Email sent to the UW AAUP Mailing List, 2/27/2022

This is an unusual entry because only part of the message was censored. Let me give a little background. I sent a message on 2/23/2022 about a land acknowledgment article and the message was censored. I informed several faculty colleagues about the censorship and they sent emails to both the AAUP mailing list and private messages to the moderators. The messages intended for the general mailing list were censored, but the moderators decided to respond to the concerns.

Abraham Flaxman, one of the moderators of the AAUP mailing list, sent a message to the list on 2/24/2022 reiterating the stated policies of the listserv and welcoming feedback ("We welcome comments on this re-iteration of our policy"). This produced one early response from a list member who argued against censorship. I then sent a response. Professor Flaxman felt the need to provide "framing" before releasing my comments.

Here is what Professor Flaxman included as a preamble to my message:

  Dear Mailing List Subscribers,

  I'm posting a reader's critique of our AAUP list server procedures,
  with my own framing at the top here. I have a different understanding
  of censorship than Professor Reges---I had a paper rejected from
  Science recently, and I do not consider that rejection a form of
  censorship.  As I have previously explained to Professor Reges
  directly, the AAUP-UW mailing list does not publish everything that is
  sent to it.

  While I support Professor Reges's freedom to speak his mind, I do not
  think he has a right to make everyone on this mailing list listen to
  his every thought.  Indeed, it is my belief that there would be far
  fewer mailing list members if he were accorded such a right.

  --Abie

Professor Flaxman has presented a strawman argument that he easily refutes. He implies that my understanding of censorship is that I should have an unlimited ability to post my thoughts to the list. I have never made any such claim. I am asking for fairness and transparency. I have had papers rejected by peer-reviewed journals as well but never without comment. Peer review gives a publication the option of providing feedback to authors so that they can better understand the reasons for a rejection and how they might increase their chances of publication later. Professor Flaxman has provided me no feedback other than the vague statement that, "our decision is that it would be better placed elsewhere."

So we are left with many questions about how the AAUP list is moderated. How are editorial decisions made? What criteria are applied? The guidelines specifically state that they want to encourage "an active discussion of higher education issues and faculty rights." Why, then, would the moderators twice censor a short description of the issue surrounding my use of a land acknowledgment on my syllabus when that issue generated a supportive letter from the Foundation for Individual Rights in Education (FIRE), coverage by two experts in constitutional law ( Eugene Volokh from UCLA and Jonathan Turley from George Washington University), and major news articles including one by Inside Higher Education?

Professor Flaxman also mocks my supposed desire to have my "every thought" transmitted to the list.

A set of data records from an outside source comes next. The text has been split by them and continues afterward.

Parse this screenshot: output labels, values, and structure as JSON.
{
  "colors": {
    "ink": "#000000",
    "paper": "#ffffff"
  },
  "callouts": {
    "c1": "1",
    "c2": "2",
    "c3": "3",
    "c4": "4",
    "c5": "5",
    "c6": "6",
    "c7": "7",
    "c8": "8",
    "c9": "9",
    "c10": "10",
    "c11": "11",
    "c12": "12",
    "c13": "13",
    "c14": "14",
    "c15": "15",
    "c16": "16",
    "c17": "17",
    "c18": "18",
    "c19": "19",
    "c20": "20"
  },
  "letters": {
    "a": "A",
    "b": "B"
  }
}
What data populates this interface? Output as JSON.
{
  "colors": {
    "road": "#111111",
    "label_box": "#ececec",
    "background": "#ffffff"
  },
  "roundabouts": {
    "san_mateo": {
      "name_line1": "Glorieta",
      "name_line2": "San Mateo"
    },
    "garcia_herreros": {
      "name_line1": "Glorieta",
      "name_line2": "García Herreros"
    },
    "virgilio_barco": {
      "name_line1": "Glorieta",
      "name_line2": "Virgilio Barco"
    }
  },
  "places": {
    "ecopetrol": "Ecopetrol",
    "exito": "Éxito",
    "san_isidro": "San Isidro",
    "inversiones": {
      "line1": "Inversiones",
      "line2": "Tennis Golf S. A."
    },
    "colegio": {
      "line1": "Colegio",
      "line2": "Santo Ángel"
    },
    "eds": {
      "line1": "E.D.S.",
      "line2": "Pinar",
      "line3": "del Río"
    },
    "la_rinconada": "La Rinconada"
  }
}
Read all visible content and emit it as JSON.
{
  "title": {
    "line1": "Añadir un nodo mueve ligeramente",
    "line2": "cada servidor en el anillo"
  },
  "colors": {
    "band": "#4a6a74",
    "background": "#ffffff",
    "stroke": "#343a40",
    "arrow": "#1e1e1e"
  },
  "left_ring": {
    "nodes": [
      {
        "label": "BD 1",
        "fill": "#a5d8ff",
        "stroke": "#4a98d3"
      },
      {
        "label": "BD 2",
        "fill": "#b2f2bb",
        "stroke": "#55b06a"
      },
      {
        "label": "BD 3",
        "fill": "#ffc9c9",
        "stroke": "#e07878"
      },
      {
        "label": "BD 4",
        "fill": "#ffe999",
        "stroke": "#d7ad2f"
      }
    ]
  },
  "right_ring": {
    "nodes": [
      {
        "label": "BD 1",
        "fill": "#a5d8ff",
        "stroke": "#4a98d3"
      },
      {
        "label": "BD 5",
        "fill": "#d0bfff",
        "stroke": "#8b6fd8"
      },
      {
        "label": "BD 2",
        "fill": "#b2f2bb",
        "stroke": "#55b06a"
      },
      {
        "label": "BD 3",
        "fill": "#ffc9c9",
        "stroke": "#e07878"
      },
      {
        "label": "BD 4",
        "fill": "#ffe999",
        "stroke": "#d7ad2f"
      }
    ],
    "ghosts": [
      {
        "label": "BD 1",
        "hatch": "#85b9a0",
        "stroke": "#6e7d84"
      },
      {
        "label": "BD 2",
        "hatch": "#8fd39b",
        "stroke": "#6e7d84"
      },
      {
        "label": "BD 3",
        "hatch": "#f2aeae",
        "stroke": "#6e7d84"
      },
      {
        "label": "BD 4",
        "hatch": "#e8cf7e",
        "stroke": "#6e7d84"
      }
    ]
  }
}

I don't think that sending five messages in six months from September 2021 through February 2022 can be interpreted as sharing my every thought. One might instead question the 29 messages posted by the other moderator of the list, Professor Amy Hagopian, during the same six-month period.

Professor Flaxman did include my message after his introduction, so it wasn't censored. But he chose to remove the land acknowledgment that I included at the end of my message:

  I acknowledge that by the labor theory of property the Coast Salish
  people an claim historical ownership of almost none of the land
  currently occupied by the University of Washington.

He censored this without comment. Other messages sent to the AAUP mailing list have included land acknowledgments as part of the email signature of the author, so Professor Flaxman is demonstrating the very same inconsistent censorship that many have argued is a violation of the first amendment.

I am beginning to think that Professor Flaxman's opposition to my land acknowledgment might be the primary reason that so many of my recent messages have been censored. Of the five messages I have submitted in the six months from September 2021 through February 2022, three included my land acknowledgment and were rejected, one did not include the land acknowledgment and was accepted, and the fifth was this message which included the land acknowledgment but which Professor Flaxman edited to remove it. If the land acknowledgment is indeed the concern that has led the AAUP moderators to reject so many of my messages, then why haven't they informed me of that fact? Why not be transparent about it?